Unwrapping the Truth About Pastrami: Health Benefits and Side Effects Unveiled!

FAQ

Is turkey pastrami healthier than regular pastrami?

Most of the fat in beef pastrami is saturated fat so turkey pastrami is a better option to keep your cholesterol under control.

Is turkey pastrami a processed meat?

AICR/WCRF expert report defines processed meat as “meat preserved by smoking, curing or salting, or addition of chemical preservatives.” Ham, bacon, pastrami, sausages, hot dogs and luncheon meats are all considered processed meat. It’s not yet clear exactly why these meats increase risk for colorectal cancer.

Does pastrami have any health benefits?

The nutritional content of “Beef, cured, pastrami” which is included high and quite high is the content of energy, protein, phosphor, iron, zinc, riboflavin, niacin, selenium, pantothenic acid, vitamin B6, choline, vitamin B12 and monounsaturated fatty.

Can you eat pastrami everyday?

This includes frankfurts (hot dogs), salami, chorizo, cabanossi, kransky, corned beef, pepperoni, pastrami, bacon and ham. There is strong evidence that eating processed meat increases the risk of bowel cancer. As well, processed meat can be high in fat and salt. We recommend limiting processed meat consumption.

Is turkey pastrami healthy?

Lean beef pastrami is regarded as a good source of protein, fatty acids, zinc, iron, and essential vitamins such as vitamin B12.

Is a pastrami sandwich good to eat if I am a diabetic?

Diabetic patients need to explore the foods they will consume. Diabetic patients can find food with a well-balanced diet high in complex carbs, low in saturated and trans fats, and high in fiber. The pastrami sandwich is high in calories and fat but low in fiber. You can eat it occasionally, but there are other options for some breakfast meals. We can reduce the mayo content and add lettuce or another vegetable to make it more balanced.
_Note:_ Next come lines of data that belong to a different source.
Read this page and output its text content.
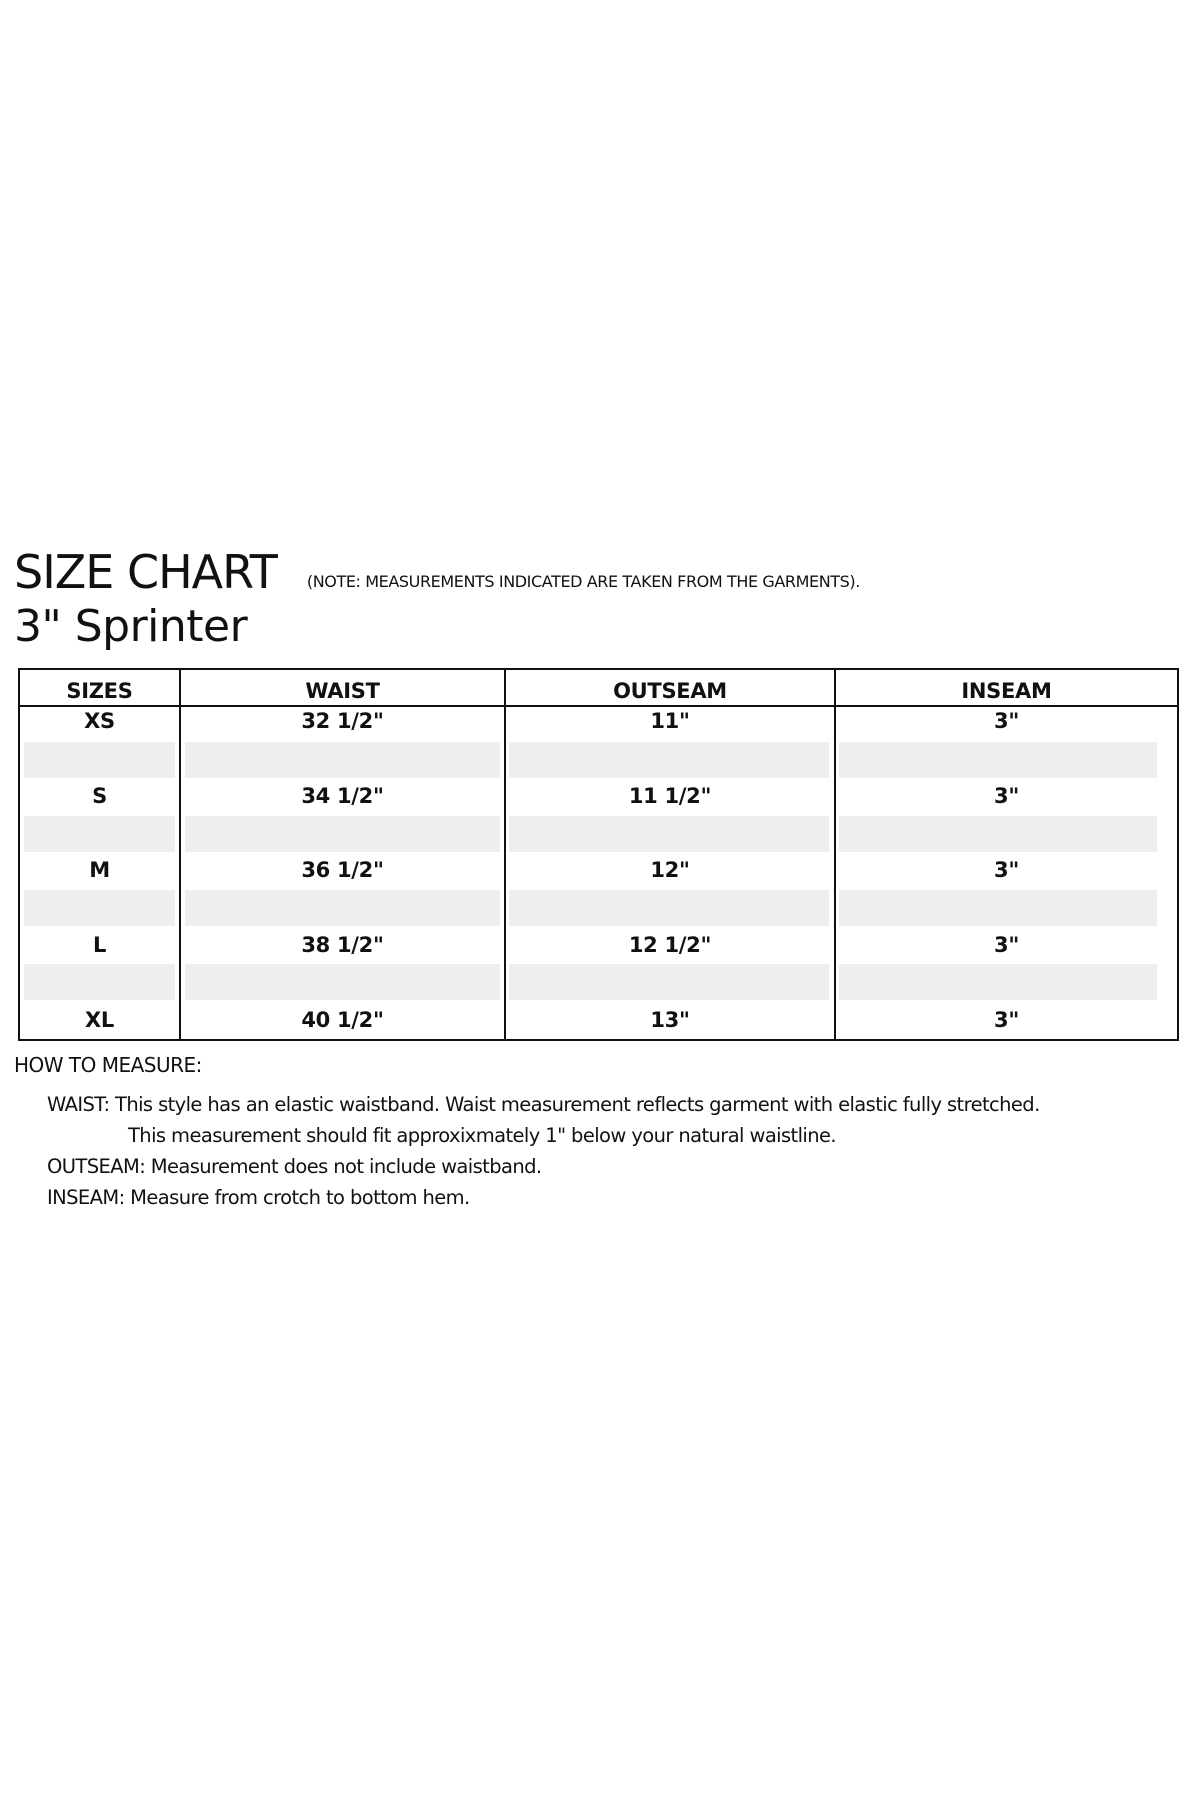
SIZE CHART (NOTE: MEASUREMENTS INDICATED ARE TAKEN FROM THE GARMENTS).
3" Sprinter
SIZES	WAIST	OUTSEAM	INSEAM
XS	32 1/2"	11"	3"
S	34 1/2"	11 1/2"	3"
M	36 1/2"	12"	3"
L	38 1/2"	12 1/2"	3"
XL	40 1/2"	13"	3"
HOW TO MEASURE:
WAIST: This style has an elastic waistband. Waist measurement reflects garment with elastic fully stretched.
This measurement should fit approxixmately 1" below your natural waistline.
OUTSEAM: Measurement does not include waistband.
INSEAM: Measure from crotch to bottom hem.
Why do you love turkey pastrami?

I love turkey pastrami because it combines the best of two worlds – the smokiness of traditional smoked turkey and the bold flavors of pastrami seasoning. Smoked turkey is already a popular deli meat that’s beloved for its juicy texture and savory flavor.

Is turkey pastrami a good deli meat?

Turkey pastrami is a delicious and versatile deli meat that is enjoyed by people all over the world. It is a popular sandwich meat and is also used in salads, soups, and other dishes. Turkey pastrami is a great source of protein and is low in fat. It is also a good source of vitamins and minerals, such as iron, zinc, and phosphorus.